Question

For what values of k, the roots of the quadratic equation $(k + 4){x^2} + (k + 1)x + 1 = 0$ are equal?

Answer 1

Hint: We know that if we have an equation $a{x^2} + bx + c = 0$, then $D = {b^2} - 4ac$ is the discriminant of the equation. Using this and putting D =0, we will have the required result.

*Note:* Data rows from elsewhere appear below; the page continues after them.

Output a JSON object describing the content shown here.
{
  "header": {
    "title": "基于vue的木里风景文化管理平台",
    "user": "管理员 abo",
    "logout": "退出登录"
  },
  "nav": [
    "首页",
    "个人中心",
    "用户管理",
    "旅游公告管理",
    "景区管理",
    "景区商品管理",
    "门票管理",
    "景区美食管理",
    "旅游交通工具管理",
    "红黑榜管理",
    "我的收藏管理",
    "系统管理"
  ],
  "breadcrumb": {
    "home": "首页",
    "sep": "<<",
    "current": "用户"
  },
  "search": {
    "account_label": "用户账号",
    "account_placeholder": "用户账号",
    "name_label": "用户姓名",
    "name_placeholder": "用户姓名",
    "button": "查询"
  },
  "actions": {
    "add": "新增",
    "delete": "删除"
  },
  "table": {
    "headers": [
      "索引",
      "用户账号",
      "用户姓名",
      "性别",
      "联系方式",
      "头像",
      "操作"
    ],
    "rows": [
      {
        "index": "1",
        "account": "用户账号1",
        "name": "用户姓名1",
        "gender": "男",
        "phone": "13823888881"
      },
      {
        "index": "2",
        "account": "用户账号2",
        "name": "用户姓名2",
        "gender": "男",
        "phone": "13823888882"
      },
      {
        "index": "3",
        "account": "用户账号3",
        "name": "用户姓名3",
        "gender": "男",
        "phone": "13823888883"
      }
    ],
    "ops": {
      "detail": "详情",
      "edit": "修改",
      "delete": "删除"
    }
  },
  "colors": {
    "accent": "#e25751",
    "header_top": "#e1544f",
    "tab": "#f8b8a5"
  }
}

Complete step-by-step answer:
Let us consider the general equation $a{x^2} + bx + c = 0$.
The discriminant of this equation is given by $D = {b^2} - 4ac$ and if D < 0, then we have imaginary roots; if D > 0, then we have both real and distinct roots; and if D = 0, then both the roots are real and distinct.
This happens because the roots of a quadratic equation is given by $x = \dfrac{{ - b \pm \sqrt D }}{{2a}}$.
Now if D < 0, then $\sqrt D $ is always imaginary.
If D > 0, then $\sqrt D $ is always positive.
If D = 0, then $\sqrt D $ will be 0.
Now, we need to find some conditions on the given equation $(k + 4){x^2} + (k + 1)x + 1 = 0$ such that it has equal roots. It will have equal roots when D = 0.
So, we need $D = {b^2} - 4ac = 0$.
Comparing the general equation to the equation in question, we will have:-
a = k + 4, b = k + 1 and c = 1.
So, $D = {b^2} - 4ac = {(k + 1)^2} - 4 \times (k + 4) \times 1 = 0$
Simplifying by using the formula: ${(a + b)^2} = {a^2} + {b^2} + 2ab$, we will have:-
$ \Rightarrow D = {(k + 1)^2} - 4 \times (k + 4) \times 1 = {k^2} + 1 + 2k - 4k - 16 = 0$
Simplifying further by combining the like terms with each other, we will get:-
$ \Rightarrow D = {k^2} + 1 + 2k - 4k - 16 = {k^2} - 2k - 15 = 0$
Now, equating the simplified value of D with 0, we will have:-
$ \Rightarrow {k^2} - 2k - 15 = 0$
Now, we will use the factorization method to make factors of this quadratic equation as follows:-
$ \Rightarrow {k^2} + 3k - 5k - 15 = 0$
$ \Rightarrow k(k + 3) - 5(k + 3) = 0$
$ \Rightarrow (k + 3)(k - 5) = 0$.
Hence, if k = -3 or k = 5, then we will have the roots equal.

Note: The students must note that the conditions in the question can be different. Use the formula and condition accordingly.
The students can also solve this by finding both the roots first and then equating them. We will still get the same result.
Fun Fact:- Do you see $D = {b^2} - 4ac$ in the formula above? It is called the Discriminant, because it can "discriminate" between the possible types of answer:
When $D = {b^2} - 4ac$ is positive, we get two Real solutions.
When it is zero we get just ONE real solution (both answers are the same).
When it is negative we get a pair of Complex solutions.